My first water test was on the Potomac between Noland's Ferry and Point of Rocks. It seemed to hold a line well, turned well for a non-rockered boat, and was noticeably faster than the Pungo. It doesn't seem to have bad habits. The narratives seem not in total agreement regarding the initial vs. secondary stability. (My point of comparison for secondary stability is my 18.5' Lincoln Kevlar canoe, which rolls 15 degrees one side or the other almost instantly, and then holds like it was Velcroed to the carpet.)
The next weekend the weather gods didn't cooperate, but I got to drill 24 holes in the deck and install deck lines. That helps you get over the "new boat" thing.
The second test was off Mason Neck in the tidal Potomac. On real flat water, you can pick a speed and just hold it there. Frankly, I didn't see much difference between leaning in and out of turns - this hull is a soft semi-multi-chine, and I don't think it has such specific turning characteristics. I didn't use the rudder until I got into some more open water and was dealing with mild confused chop. There was a stretch, with the predominant sea off the rear quarter, when the rudder really helped - I need to do some more experiments in some different sea states, and also some timings with the GPS.
The seatback is just fine. Any higher and it will interfere with ingress and egress (one of the advantages of a plastic boat with a decent sized cockpit is that you CAN pull onto the beach and hop out to see neat stuff), and higher would interfere with the PFD. I can scrunch down with my feet on the front bulkhead and do a lazy lowrider, if so moved. The padding for the thigh braces is fine…There when you need it, but not intrusive.

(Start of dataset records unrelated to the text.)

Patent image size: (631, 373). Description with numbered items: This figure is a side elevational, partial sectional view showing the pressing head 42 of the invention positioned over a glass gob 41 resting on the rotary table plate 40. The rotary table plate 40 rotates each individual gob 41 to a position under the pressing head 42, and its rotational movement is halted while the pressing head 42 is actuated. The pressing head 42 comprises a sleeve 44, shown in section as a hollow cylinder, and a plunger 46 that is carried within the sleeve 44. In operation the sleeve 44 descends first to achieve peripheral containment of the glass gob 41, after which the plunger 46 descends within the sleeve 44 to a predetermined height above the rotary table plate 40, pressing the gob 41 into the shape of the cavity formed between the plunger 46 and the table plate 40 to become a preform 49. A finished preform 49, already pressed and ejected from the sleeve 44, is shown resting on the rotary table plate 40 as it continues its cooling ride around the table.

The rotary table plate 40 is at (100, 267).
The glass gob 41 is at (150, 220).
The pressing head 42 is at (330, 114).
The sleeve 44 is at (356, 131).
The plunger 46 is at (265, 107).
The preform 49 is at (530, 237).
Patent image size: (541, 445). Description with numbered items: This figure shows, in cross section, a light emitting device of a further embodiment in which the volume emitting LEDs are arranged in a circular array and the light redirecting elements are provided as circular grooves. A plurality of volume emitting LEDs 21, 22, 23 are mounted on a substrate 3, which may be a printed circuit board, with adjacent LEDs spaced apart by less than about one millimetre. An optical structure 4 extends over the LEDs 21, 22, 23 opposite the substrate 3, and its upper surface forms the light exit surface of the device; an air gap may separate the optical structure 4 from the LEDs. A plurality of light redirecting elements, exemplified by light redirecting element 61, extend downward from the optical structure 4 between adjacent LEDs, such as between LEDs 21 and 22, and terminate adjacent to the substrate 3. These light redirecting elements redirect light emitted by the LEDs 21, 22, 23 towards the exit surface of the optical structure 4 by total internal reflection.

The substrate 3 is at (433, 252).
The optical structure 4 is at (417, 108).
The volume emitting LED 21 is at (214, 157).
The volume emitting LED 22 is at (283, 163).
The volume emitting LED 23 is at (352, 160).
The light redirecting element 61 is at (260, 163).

Things to improve: The vexing thing (Do you hear the masses, Dagger?) is this foot brace/rudder pedals issue. At just under 5'10' and with size 10 shoes, I'm smack in the middle of the North American male demographic. With the foot braces in their last detent, they are just a little short of where I want to be. This doesn't make sense. (One thing you can do is put a split ring on each of the rudder cables where they attach to the quadrants.) A little more bow flare would also be nice.
Summary: This was a good boat to move up to. The Pungo will still be around as a guest boat, when I know I'll be in and out a lot, or when I need a more open cockpit for things like photography. (The Savannah probably rates a solid "7", but in keeping with the inflation around here, I had to move it up one notch.)